Scrimmage: Football in American Art from the Civil War to the Present

Warrington Colescott (American, born 1921)
Sunday Service from the Wisconsin Sesquicentennial Portfolio, 2001
Hard-ground, soft-ground and aquatint on paper, 22-1/2 x 31-1/8 inches (image)
Smithsonian American Art Museum, Gift of Janet Ann Bond Sutter and Thomas Henry Sutter

Scrimmage: Football in American Art from the Civil War to the Present

July 30, 2016 to December 31, 2016

Scrimmage: Football in American Art from the Civil War to the Present investigates the history of football imagery by prominent American artists and photographers beginning with Winslow Homer’s engravings for Harper’s Weekly at the close of the Civil War and culminating with the work of contemporary artists such as Catherine Opie and Shaun Leonardo. The artworks, which represent a variety of media including prints, paintings, sculpture, photographs and video, attest to the fact that football has played a significant role in American cultural history for the last 150 years. Scrimmage is the first scholarly exhibition to survey football imagery in depth and to demonstrate that a multitude of artists have made important images of this quintessentially American sport.

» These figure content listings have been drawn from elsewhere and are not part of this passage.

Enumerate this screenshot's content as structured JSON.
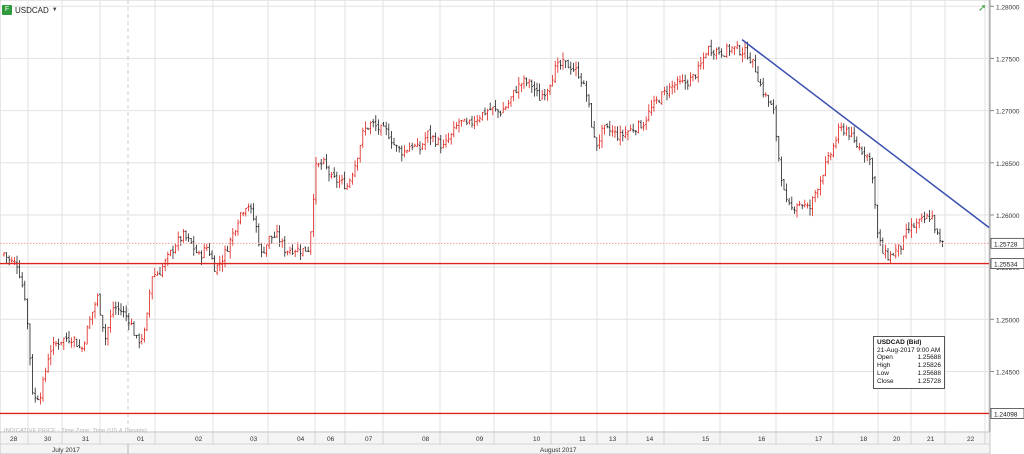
{
  "instrument": {
    "symbol": "USDCAD"
  },
  "chart_data": {
    "type": "candlestick",
    "interval": "hourly",
    "y_axis": {
      "ticks": [
        "1.28000",
        "1.27500",
        "1.27000",
        "1.26500",
        "1.26000",
        "1.25500",
        "1.25000",
        "1.24500"
      ],
      "ylim": [
        1.2392,
        1.2806
      ]
    },
    "x_axis": {
      "day_labels": [
        "28",
        "30",
        "31",
        "01",
        "02",
        "03",
        "04",
        "06",
        "07",
        "08",
        "09",
        "10",
        "11",
        "13",
        "14",
        "15",
        "16",
        "17",
        "18",
        "20",
        "21",
        "22"
      ],
      "month_labels": [
        "July 2017",
        "August 2017"
      ]
    },
    "price_markers": [
      {
        "label": "1.25728",
        "value": 1.25728,
        "color": "#f4a0a0",
        "style": "dotted"
      },
      {
        "label": "1.25534",
        "value": 1.25534,
        "color": "#e0221c",
        "style": "solid"
      },
      {
        "label": "1.24098",
        "value": 1.24098,
        "color": "#e0221c",
        "style": "solid"
      }
    ],
    "trendline": {
      "from": {
        "x": "15 Aug",
        "y": 1.2768
      },
      "to": {
        "x": "22 Aug",
        "y": 1.2588
      },
      "color": "#3a50b0"
    },
    "path": [
      [
        0,
        1.2544
      ],
      [
        5,
        1.2566
      ],
      [
        12,
        1.2556
      ],
      [
        20,
        1.2553
      ],
      [
        28,
        1.252
      ],
      [
        36,
        1.2422
      ],
      [
        44,
        1.243
      ],
      [
        52,
        1.247
      ],
      [
        60,
        1.2478
      ],
      [
        68,
        1.2482
      ],
      [
        76,
        1.2482
      ],
      [
        84,
        1.247
      ],
      [
        92,
        1.2498
      ],
      [
        100,
        1.2522
      ],
      [
        108,
        1.2482
      ],
      [
        116,
        1.2512
      ],
      [
        124,
        1.2508
      ],
      [
        132,
        1.25
      ],
      [
        140,
        1.2478
      ],
      [
        148,
        1.2488
      ],
      [
        154,
        1.2542
      ],
      [
        162,
        1.2545
      ],
      [
        170,
        1.2558
      ],
      [
        178,
        1.2572
      ],
      [
        186,
        1.258
      ],
      [
        194,
        1.2572
      ],
      [
        202,
        1.256
      ],
      [
        210,
        1.257
      ],
      [
        218,
        1.2548
      ],
      [
        226,
        1.256
      ],
      [
        234,
        1.2578
      ],
      [
        242,
        1.26
      ],
      [
        250,
        1.2612
      ],
      [
        258,
        1.2592
      ],
      [
        264,
        1.2562
      ],
      [
        272,
        1.2578
      ],
      [
        280,
        1.258
      ],
      [
        288,
        1.2566
      ],
      [
        296,
        1.2568
      ],
      [
        304,
        1.2566
      ],
      [
        312,
        1.2568
      ],
      [
        318,
        1.2645
      ],
      [
        326,
        1.265
      ],
      [
        334,
        1.2635
      ],
      [
        342,
        1.2632
      ],
      [
        350,
        1.2628
      ],
      [
        358,
        1.265
      ],
      [
        366,
        1.268
      ],
      [
        374,
        1.2688
      ],
      [
        382,
        1.2682
      ],
      [
        390,
        1.268
      ],
      [
        398,
        1.2665
      ],
      [
        406,
        1.266
      ],
      [
        414,
        1.2668
      ],
      [
        422,
        1.2662
      ],
      [
        430,
        1.2678
      ],
      [
        438,
        1.2672
      ],
      [
        446,
        1.2665
      ],
      [
        454,
        1.2676
      ],
      [
        462,
        1.269
      ],
      [
        470,
        1.2685
      ],
      [
        478,
        1.2692
      ],
      [
        486,
        1.2698
      ],
      [
        494,
        1.2702
      ],
      [
        502,
        1.2698
      ],
      [
        510,
        1.2705
      ],
      [
        518,
        1.272
      ],
      [
        526,
        1.2728
      ],
      [
        534,
        1.2725
      ],
      [
        542,
        1.2712
      ],
      [
        550,
        1.2722
      ],
      [
        558,
        1.274
      ],
      [
        566,
        1.2745
      ],
      [
        574,
        1.2742
      ],
      [
        582,
        1.2735
      ],
      [
        590,
        1.2712
      ],
      [
        598,
        1.2665
      ],
      [
        606,
        1.2682
      ],
      [
        614,
        1.268
      ],
      [
        622,
        1.2675
      ],
      [
        630,
        1.268
      ],
      [
        638,
        1.2684
      ],
      [
        646,
        1.2688
      ],
      [
        654,
        1.2702
      ],
      [
        662,
        1.2712
      ],
      [
        670,
        1.272
      ],
      [
        678,
        1.2725
      ],
      [
        686,
        1.2726
      ],
      [
        694,
        1.273
      ],
      [
        702,
        1.274
      ],
      [
        710,
        1.276
      ],
      [
        718,
        1.2758
      ],
      [
        726,
        1.2756
      ],
      [
        734,
        1.276
      ],
      [
        742,
        1.2758
      ],
      [
        750,
        1.2755
      ],
      [
        758,
        1.274
      ],
      [
        764,
        1.2722
      ],
      [
        770,
        1.271
      ],
      [
        776,
        1.27
      ],
      [
        782,
        1.265
      ],
      [
        788,
        1.2612
      ],
      [
        794,
        1.2605
      ],
      [
        800,
        1.2612
      ],
      [
        806,
        1.261
      ],
      [
        812,
        1.2605
      ],
      [
        818,
        1.2622
      ],
      [
        826,
        1.2642
      ],
      [
        834,
        1.266
      ],
      [
        842,
        1.2682
      ],
      [
        850,
        1.2682
      ],
      [
        856,
        1.267
      ],
      [
        862,
        1.2664
      ],
      [
        868,
        1.266
      ],
      [
        874,
        1.265
      ],
      [
        880,
        1.2582
      ],
      [
        886,
        1.2562
      ],
      [
        892,
        1.256
      ],
      [
        898,
        1.2565
      ],
      [
        904,
        1.257
      ],
      [
        910,
        1.2585
      ],
      [
        918,
        1.259
      ],
      [
        926,
        1.2595
      ],
      [
        934,
        1.26
      ],
      [
        940,
        1.258
      ],
      [
        943,
        1.2572
      ]
    ],
    "ohlc_tooltip": {
      "title": "USDCAD (Bid)",
      "time": "21-Aug-2017 9:00 AM",
      "rows": [
        {
          "label": "Open",
          "value": "1.25688"
        },
        {
          "label": "High",
          "value": "1.25826"
        },
        {
          "label": "Low",
          "value": "1.25688"
        },
        {
          "label": "Close",
          "value": "1.25728"
        }
      ]
    },
    "colors": {
      "up": "#e0221c",
      "down": "#222222",
      "grid": "#e2e2e2",
      "trendline": "#3a50b0"
    }
  },
  "source_note": "INDICATIVE PRICE - Time Zone: Time (US & Canada)"
}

An illustrated catalogue published by the JSMA with interpretive essays by curators Frickman and Knapp, and contributing writers Albert Bimper, Robert Gudmestad, and Michael Oriard, as well as a selected illustrated checklist with artist biographies written by three recent M.A. Art History graduates (Lindsay M. Keast ’14, Stephanie Dunn ’15, and Christie Hajela ’15), will accompany the exhibition. Scrimmage is co-organized the Colorado State University Art Museum, Fort Collins, CO; co-curated by Linny Frickman, Director, Colorado State Universty Art Museum, and Danielle Knapp, McCosh Associate Curator, Jordan Schnitzer Museum of Art

Scrimmage: Football in American Art from the Civil War to the Present is supported by RBC Wealth Management; the Coeta and Donald Barker Changing Exhibitions Endowment; the Oregon Arts Commission and the National Endowment for the Arts, a federal agency; the University of Oregon Office of Advancement; Harold and Arlene Schnitzer CARE Foundation; Elizabeth Firestone Graham Foundation; FUNd Endowment at Colorado State University; the Lilla B. Morgan Memorial Fund; City of Fort Collins Fort Fund and Cultural Resources Board; and JSMA members.